Ghostwriting is Cheating. Right?

Wrong! Where does this idea come from?

You’re probably a reader – I don’t suppose you’d be here if you didn’t read. And if you read, then I’m telling you: not all of the books you have read were written by the person whose name is on the cover. The number that were written by someone else may be as high as 30%. So I write, let’s say, a crime thriller and it’s published under the name of someone who doesn’t exist – or who does exist and wants to be known as a writer but either doesn’t have the time to write or can’t do it well enough. Who is being cheated? You, if you read the book? How? In what way?

Who am I?

My name is John Lynch, and I’m a writer.

If that sounds like someone introducing himself at an AA meeting, forgive me – being a writer sometimes feels like that. I was born in the UK but I’ve worked as a salesman and sales director for long periods in the Bahamas, Africa, North America, Europe, the Middle East, Southeast Asia and South America. During all of that time I was also writing.
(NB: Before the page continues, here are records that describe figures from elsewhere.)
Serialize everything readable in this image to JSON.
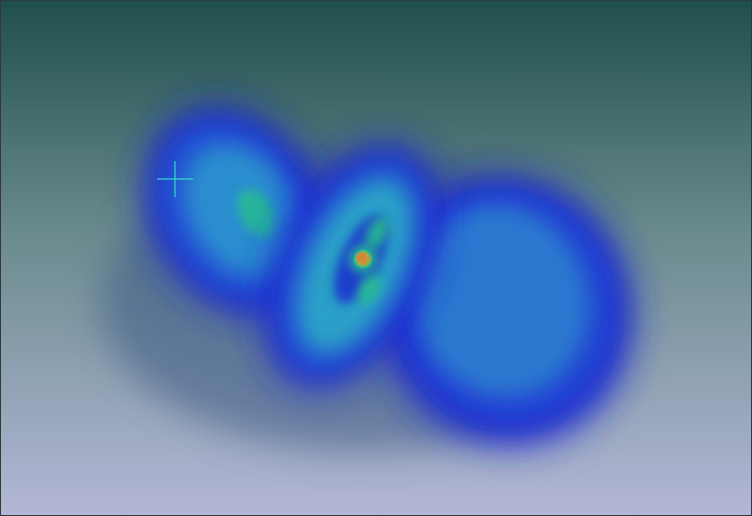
{
  "render": {
    "background_top": "#1f4f4c",
    "background_mid": "#6a8b8d",
    "background_bottom": "#b3b7d6",
    "lobe_outer": "#1f2bd0",
    "lobe_core": "#2f8fd0",
    "lobe_green": "#27c08e",
    "nucleus_color": "#e3a13a",
    "cursor_color": "#34d8c4"
  }
}
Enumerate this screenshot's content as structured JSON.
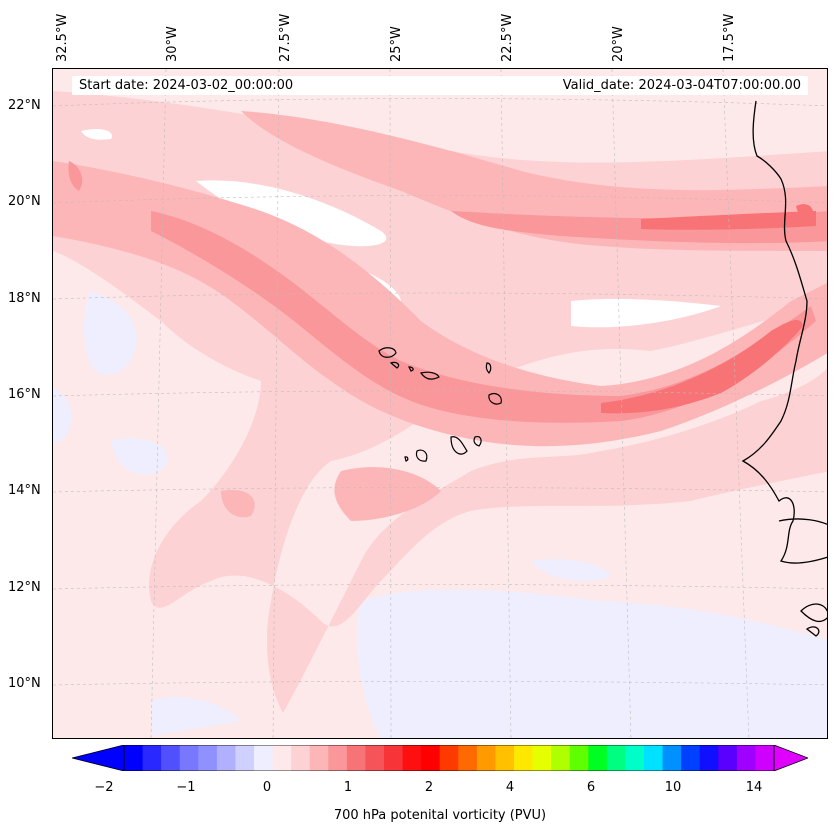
{
  "map": {
    "start_date": "Start date: 2024-03-02_00:00:00",
    "valid_date": "Valid_date: 2024-03-04T07:00:00.00",
    "lon_labels": [
      "32.5°W",
      "30°W",
      "27.5°W",
      "25°W",
      "22.5°W",
      "20°W",
      "17.5°W"
    ],
    "lat_labels": [
      "22°N",
      "20°N",
      "18°N",
      "16°N",
      "14°N",
      "12°N",
      "10°N"
    ],
    "colorbar": {
      "label": "700 hPa potenital vorticity (PVU)",
      "ticks": [
        "−2",
        "−1",
        "0",
        "1",
        "2",
        "4",
        "6",
        "10",
        "14"
      ],
      "colors": [
        "#0000ff",
        "#2828ff",
        "#5050ff",
        "#7878ff",
        "#9090ff",
        "#b0b0ff",
        "#d0d0ff",
        "#eeeeff",
        "#fde9ea",
        "#fcd2d4",
        "#fcb6b8",
        "#f9979a",
        "#f77376",
        "#f55458",
        "#f73538",
        "#ff1010",
        "#ff0000",
        "#ff3a00",
        "#ff6a00",
        "#ff9a00",
        "#ffc000",
        "#ffe800",
        "#e6ff00",
        "#b0ff00",
        "#60ff00",
        "#00ff20",
        "#00ff80",
        "#00ffc8",
        "#00e0ff",
        "#0090ff",
        "#0040ff",
        "#1010ff",
        "#5a00ff",
        "#a000ff",
        "#d000ff"
      ],
      "under_color": "#0000ff",
      "over_color": "#e000ff"
    },
    "fill_colors": {
      "background": "#fde9ea",
      "light": "#fcd2d4",
      "mid": "#fcb6b8",
      "strong": "#f9979a",
      "core": "#f77376",
      "blue": "#eeeeff",
      "white": "#ffffff"
    }
  }
}
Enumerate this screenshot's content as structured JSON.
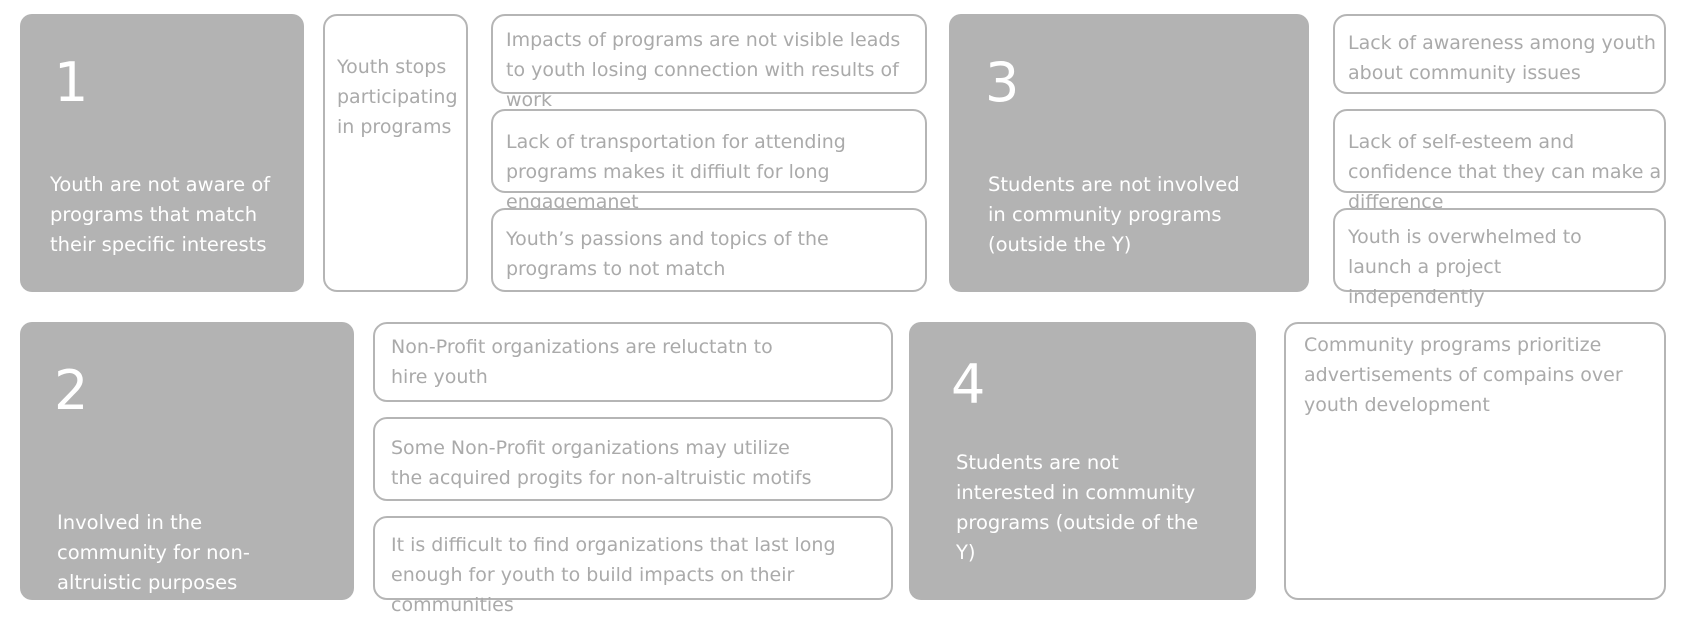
{
  "panels": [
    {
      "number": "1",
      "title": "Youth are not aware of programs that match their specific interests",
      "lead": "Youth stops participating in programs",
      "items": [
        "Impacts of programs are not visible leads to youth losing connection with results of work",
        "Lack of transportation for attending programs makes it diffiult for long engagemanet",
        "Youth’s passions and topics of the programs to not match"
      ]
    },
    {
      "number": "3",
      "title": "Students are not involved in community programs (outside the Y)",
      "items": [
        "Lack of awareness among youth about community issues",
        "Lack of self-esteem and confidence that they can make a difference",
        "Youth is overwhelmed to launch a project independently"
      ]
    },
    {
      "number": "2",
      "title": "Involved in the community for non-altruistic purposes",
      "items": [
        "Non-Profit organizations are reluctatn to hire youth",
        "Some Non-Profit organizations may utilize the acquired progits for non-altruistic motifs",
        "It is difficult to find organizations that last long enough for youth to build impacts on their communities"
      ]
    },
    {
      "number": "4",
      "title": "Students are not interested in community programs (outside of the Y)",
      "items": [
        "Community programs prioritize advertisements of compains over youth development"
      ]
    }
  ]
}
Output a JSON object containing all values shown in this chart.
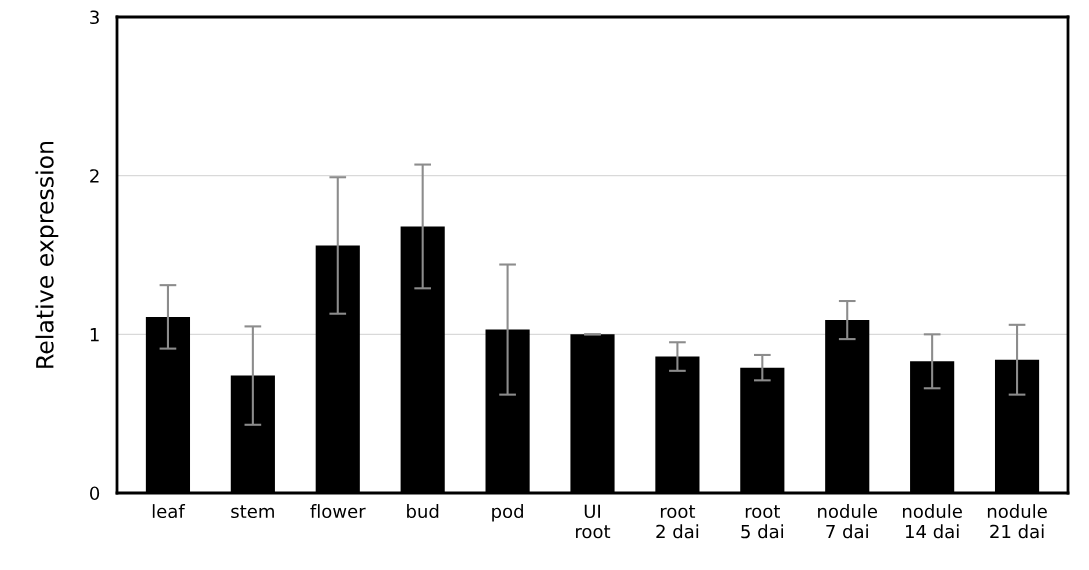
{
  "chart_data": {
    "type": "bar",
    "ylabel": "Relative expression",
    "categories": [
      "leaf",
      "stem",
      "flower",
      "bud",
      "pod",
      "UI\nroot",
      "root\n2 dai",
      "root\n5 dai",
      "nodule\n7 dai",
      "nodule\n14 dai",
      "nodule\n21 dai"
    ],
    "values": [
      1.11,
      0.74,
      1.56,
      1.68,
      1.03,
      1.0,
      0.86,
      0.79,
      1.09,
      0.83,
      0.84
    ],
    "errors": [
      0.2,
      0.31,
      0.43,
      0.39,
      0.41,
      0.0,
      0.09,
      0.08,
      0.12,
      0.17,
      0.22
    ],
    "color": "#000000",
    "ylim": [
      0,
      3
    ],
    "yticks": [
      0,
      1,
      2,
      3
    ],
    "grid": "y"
  }
}
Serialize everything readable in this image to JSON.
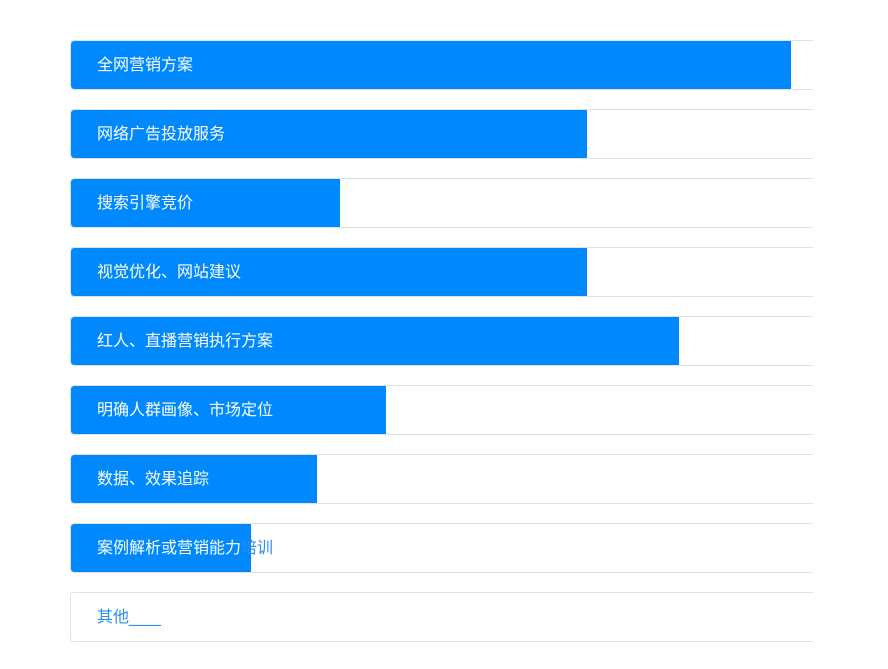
{
  "options": [
    {
      "label": "全网营销方案",
      "progress": 97.0
    },
    {
      "label": "网络广告投放服务",
      "progress": 69.6
    },
    {
      "label": "搜索引擎竞价",
      "progress": 36.3
    },
    {
      "label": "视觉优化、网站建议",
      "progress": 69.6
    },
    {
      "label": "红人、直播营销执行方案",
      "progress": 82.0
    },
    {
      "label": "明确人群画像、市场定位",
      "progress": 42.5
    },
    {
      "label": "数据、效果追踪",
      "progress": 33.1
    },
    {
      "label": "案例解析或营销能力培训",
      "progress": 24.3
    },
    {
      "label": "其他____",
      "progress": 0
    }
  ],
  "colors": {
    "fill": "#0089ff",
    "border": "#dfe3e8",
    "text_on_fill": "#ffffff",
    "text": "#2d8cf0"
  }
}
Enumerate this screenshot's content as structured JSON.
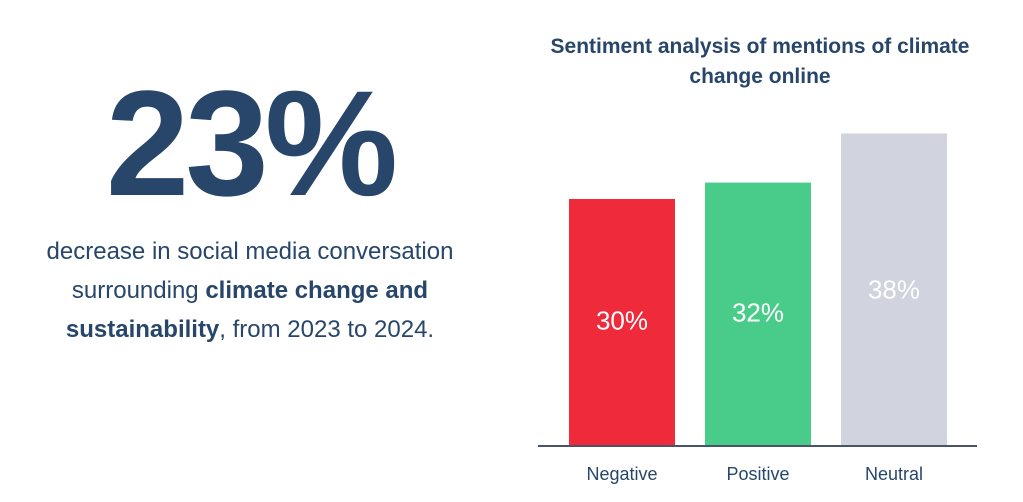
{
  "stat": {
    "value": "23%",
    "desc_pre": "decrease in social media conversation surrounding ",
    "desc_bold": "climate change and sustainability",
    "desc_post": ", from 2023 to 2024."
  },
  "chart_data": {
    "type": "bar",
    "title": "Sentiment analysis of mentions of climate change online",
    "categories": [
      "Negative",
      "Positive",
      "Neutral"
    ],
    "values": [
      30,
      32,
      38
    ],
    "value_labels": [
      "30%",
      "32%",
      "38%"
    ],
    "colors": [
      "#ee2a3b",
      "#49cc8a",
      "#d1d4de"
    ],
    "axis_color": "#4a5468",
    "xlabel": "",
    "ylabel": "",
    "grid": false,
    "legend": "none"
  }
}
My breakthrough year as a writer was 1989 when I sold my first book to a publisher, my first article to a magazine and my first short story to a radio station. A year later in 1990 I signed my first ghost writing contract to write a book about the end of an industry that had lasted more than 300 years. Since then I’ve published (so far) nine books in my own name or pen names I use and written more than sixty that have been published in other people’s names. I retired from selling in 2015 and I’ve made my way since then only as a professional writer.

What do I prefer to write? I’ve learned over the years that the most important thing in a ghost writing project is chemistry – do I and the author get along together well enough to bring the book to a successful conclusion? That’s more important than questions of genre, but there are genres that I think I’m particularly good at and others were I’d recommend finding someone else.